1/ Stade Fermentation

2 Stade Champignon

3/Stade Acarien

4/Stade Ver de compost (ver rouge), soit le moment où les sangliers viennent défoncer les tas, au bout de 8 à 9 mois de maturation.

Alain nous fait toucher et sentir la belle matière colloïdale des composts matures. « Un compost ne sent jamais mauvais, sinon c’est qu’il est raté. »

Pour savoir comment utiliser les composts, la clé est dans l’observation des plantes qui poussent sur les parcelles. Alain conseille l’ouvrage de référence en la matière, « Les plantes bio-indicatrices » de Gérard DUCERF, éditions Promonature, dont il explique la logique à son auditoire dans sa vigne qui borde le champ de production.

« Le sol appelle la plante ! En fonction de l’état du sol, des conditions météo, la levée de la dormance des graines s’opère. Le sol, le climat, génèrent la germination de graines spécifiques. On peut donc précisément connaitre l’état du sol en regardant quelles graines y ont germé.

Sur nos sols, l’état d’équilibre se situerait entre la présence du Brome commun, du Mouron blanc et de la Véronique bleue ! Et de l’autre côté, un engorgement en matière organique sera révélé par le Pissenlit. »

Nous observons sur l’inter-rang quelques Rumex, signe de tassement « le sol a besoin d’air ! », et de Séneçon, signe de « lessivage vertical. Mais attention, il faut bien qu’une variété soit très représentée pour qu’elle livre une indication pertinente. »

Par contre, il ne suffit pas d’apporter de la matière organique, « il faut savoir ce que ce que l’on vise ; il faut que la terre respire. Le sol a subi les tassements des engins, il faut l’aérer. Pour relancer la « respiration » du sol, je conseille d’effectuer un griffage sur un horizon de 6 cm, le matin, le soir et encore le matin. Attention, le travail du sol ne doit pas entamer le système racinaire.

C’est bien de poser les composts à cette époque-ci quand il fait encore relativement chaud, mais pas trop sec, pour qu’il soit actif. Le compost sèche assez vite. »

Interrogés sur les couverts végétaux, Alain explique, « dans le cas d’une reprise de sols impactés par les herbicides, d’un sol dont on souhaite régénérer la couche arable, au démarrage de la conversion par exemple, cela peut être très utile d’implanter des plantes racinaires.

Pour ma part dans mes vignes où les sols respirent, je ne vois pas l’utilité d’implanter de couverts, je préfère assurément laisser pousser les plantes autochtones qui seront plus variées, plus adaptées et indicatrices. »

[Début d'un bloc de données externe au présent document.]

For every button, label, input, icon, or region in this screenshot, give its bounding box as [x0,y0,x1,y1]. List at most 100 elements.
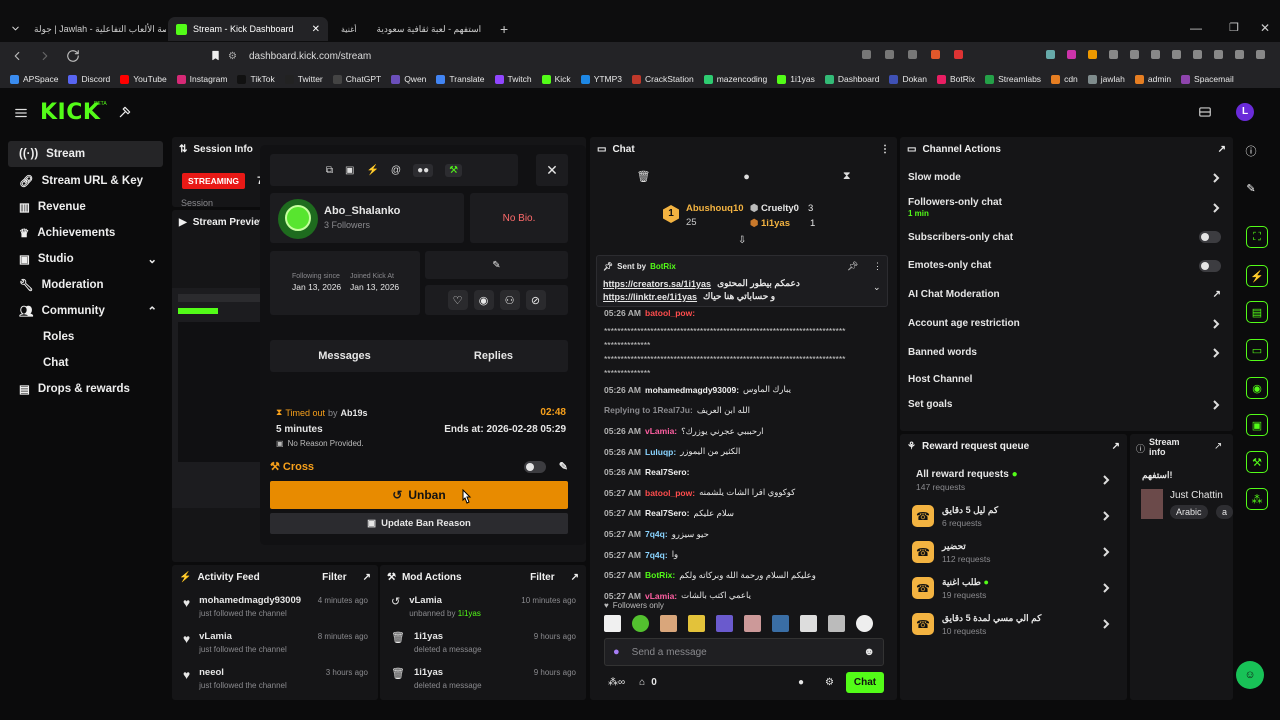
emote-icon[interactable] [772,615,789,632]
bookmark-item[interactable]: BotRix [937,74,975,84]
bookmark-item[interactable]: admin [1134,74,1171,84]
screenshot-icon[interactable]: ▣ [345,165,354,176]
extensions-puzzle-icon[interactable] [1130,50,1139,59]
pinned-link[interactable]: https://creators.sa/1i1yas [603,279,711,289]
wallet-icon[interactable] [1214,50,1223,59]
channel-action-row[interactable]: Emotes-only chat [900,251,1233,280]
new-tab-icon[interactable]: + [500,21,508,37]
bookmark-item[interactable]: Discord [68,74,110,84]
kick-logo[interactable]: KICK [40,100,100,125]
bookmark-item[interactable]: Kick [541,74,571,84]
activity-user[interactable]: neeol [199,667,224,678]
mod-action-user[interactable]: vLamia [409,595,442,606]
bookmark-item[interactable]: cdn [1051,74,1078,84]
edit-note-button[interactable]: ✎ [425,251,568,279]
hourglass-icon[interactable]: ⧗ [843,170,851,183]
emote-icon[interactable] [632,615,649,632]
bookmark-icon[interactable] [210,50,221,61]
reload-icon[interactable] [66,49,80,63]
popout-icon[interactable]: ↗ [571,572,579,583]
expand-icon[interactable]: ⇩ [738,235,746,246]
bookmark-item[interactable]: Streamlabs [985,74,1041,84]
mod-action-user[interactable]: 1i1yas [414,631,443,642]
bookmark-item[interactable]: Instagram [176,74,227,84]
pencil-icon[interactable]: ✎ [559,460,568,473]
tab-search-icon[interactable] [10,23,21,34]
rail-button[interactable]: ▤ [1246,301,1268,323]
leader-name[interactable]: 1i1yas [761,218,790,229]
bookmark-item[interactable]: Twitch [494,74,532,84]
timeout-moderator[interactable]: Ab19s [341,408,368,418]
pencil-icon[interactable]: ✎ [1241,179,1261,199]
reward-row[interactable]: ☎ تحضير 112 requests [900,534,1127,570]
bookmark-item[interactable]: YouTube [120,74,167,84]
close-card-button[interactable]: ✕ [536,154,568,186]
chat-message[interactable]: 05:26 AM Luluqp: الكثير من اليموزر [590,441,897,462]
filter-button[interactable]: Filter [530,572,554,583]
emote-icon[interactable] [800,615,817,632]
lightning-icon[interactable]: ⚡ [366,165,378,176]
activity-user[interactable]: vLamia [199,631,232,642]
emote-icon[interactable] [744,615,761,632]
chat-message[interactable]: 05:26 AM vLamia: ارحبببي عجرني يوزرك؟ [590,421,897,442]
info-icon[interactable]: ⓘ [1241,142,1261,162]
message-user[interactable]: Luluqp: [645,447,676,457]
message-user[interactable]: BotRix: [645,570,675,580]
pinned-link[interactable]: https://linktr.ee/1i1yas [603,292,697,302]
bookmark-item[interactable]: Translate [436,74,485,84]
vpn-icon[interactable] [1235,50,1244,59]
add-user-icon[interactable]: ⚇ [499,290,520,310]
rail-button[interactable]: ⚒ [1246,451,1268,473]
hammer-icon[interactable] [118,105,132,119]
bookmark-item[interactable]: ChatGPT [332,74,381,84]
chat-message[interactable]: 05:26 AM Real7Sero: [590,462,897,483]
rail-button[interactable]: ▣ [1246,414,1268,436]
category-thumbnail[interactable] [1141,489,1163,519]
mention-icon[interactable]: @ [391,165,401,176]
chevron-down-icon[interactable]: ⌄ [873,282,881,293]
activity-user[interactable]: mohamedmagdy93009 [199,595,301,606]
sidebar-item-studio[interactable]: ▣ Studio ⌄ [8,246,163,272]
popout-icon[interactable]: ↗ [1218,144,1226,155]
brave-shield-icon[interactable] [931,50,940,59]
menu-icon[interactable] [1256,50,1265,59]
eye-icon[interactable]: ◉ [473,290,494,310]
leader-name[interactable]: Abushouq10 [686,203,744,214]
tag-chip[interactable]: Arabic [1170,505,1208,519]
mod-action-user[interactable]: 1i1yas [414,667,443,678]
reward-row[interactable]: ☎ كم ليل 5 دقايق 6 requests [900,498,1127,534]
sidebar-item-stream-url-key[interactable]: 🔗︎ Stream URL & Key [8,168,163,194]
popout-icon[interactable]: ↗ [1214,441,1222,452]
avatar[interactable]: L [1236,103,1254,121]
update-ban-reason-button[interactable]: ▣ Update Ban Reason [270,513,568,534]
sidebar-item-revenue[interactable]: ▥ Revenue [8,194,163,220]
cross-toggle[interactable] [523,460,546,473]
chat-message[interactable]: 05:27 AM 7q4q: وا [590,544,897,565]
chat-message[interactable]: ****************************************… [590,324,897,338]
rail-button[interactable]: ▭ [1246,339,1268,361]
maximize-icon[interactable]: ❐ [1229,21,1239,34]
filter-button[interactable]: Filter [322,572,346,583]
more-options-icon[interactable]: ⋮ [873,261,882,272]
reward-row[interactable]: ☎ طلب اغنية ● 19 requests [900,570,1127,606]
bookmark-item[interactable]: Dokan [889,74,927,84]
rail-button[interactable]: ◉ [1246,377,1268,399]
chat-message[interactable]: ****************************************… [590,352,897,366]
channel-action-row[interactable]: Banned words [900,338,1233,367]
back-icon[interactable] [10,49,24,63]
channel-action-row[interactable]: Followers-only chat 1 min [900,192,1233,223]
message-user[interactable]: vLamia: [645,426,677,436]
emoji-icon[interactable]: ☻ [863,646,875,658]
toggle-switch[interactable] [1199,259,1221,272]
emote-icon[interactable] [660,615,677,632]
music-icon[interactable] [1172,50,1181,59]
mod-action-by[interactable]: 1i1yas [458,609,481,618]
channel-action-row[interactable]: Subscribers-only chat [900,223,1233,251]
settings-gear-icon[interactable]: ⚙ [825,677,834,688]
edit-icon[interactable] [908,50,917,59]
message-user[interactable]: mohamedmagdy93009: [645,385,739,395]
message-user[interactable]: batool_pow: [645,308,695,318]
bot-name[interactable]: BotRix [650,262,676,271]
sidebar-item-moderation[interactable]: 🔧︎ Moderation [8,272,163,298]
emote-icon[interactable] [604,615,621,632]
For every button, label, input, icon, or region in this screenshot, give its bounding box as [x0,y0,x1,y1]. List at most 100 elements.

« Après toute ces années, sur mon terrain de production, la flore a complètement changé. Comme je modifie les emplacements des tas tous les ans, je constate que les plantes dont sont issues les préparations biodynamiques s’installent sur l’emplacement des anciens tas ! Ce qui continue de tant m’étonner comme ces préparations ne contiennent pas de graines !

Par contre je suis très inquiet, car je remarque que les petits chênes parfaitement adaptés au terrain jusque-là, ont les extrémités de leurs branches en train de mourir, ce qui présage de la mort de ces arbres, à plus ou moins long terme. Cela me fait penser à la constatation très inquiétante faite par Gérard DUCERF que maintenant partout sur la surface de la terre, le taux de matière organique est devenu beaucoup trop bas, se traduisant par la disparition du complexe Argilo-Humique »

Pour aller plus loin sur le cadre réglementaire du compostage en AB : http://www.itab.asso.fr/…/echo-mo/article_echo_m…

(*) : Cristallisation sensible : Ehrenfried Pfeifer chimiste et agronome allemand a inventé cette méthode en 1925 sous l’impulsion de Rudolph Steiner. La matière incorporerait des « forces » qui lui « donneraient » un « pouvoir » de « mise en forme ». La présence de ces « forces » s’exprimerait par la capacité des substances à organiser la cristallisation du chlorure de cuivre à partir d’une solution, et par évaporation dans des conditions de température et d’hygrométrie prédéfinies. Dans un environnement « défavorable », cette capacité serait considérablement affaiblie ou modifiée.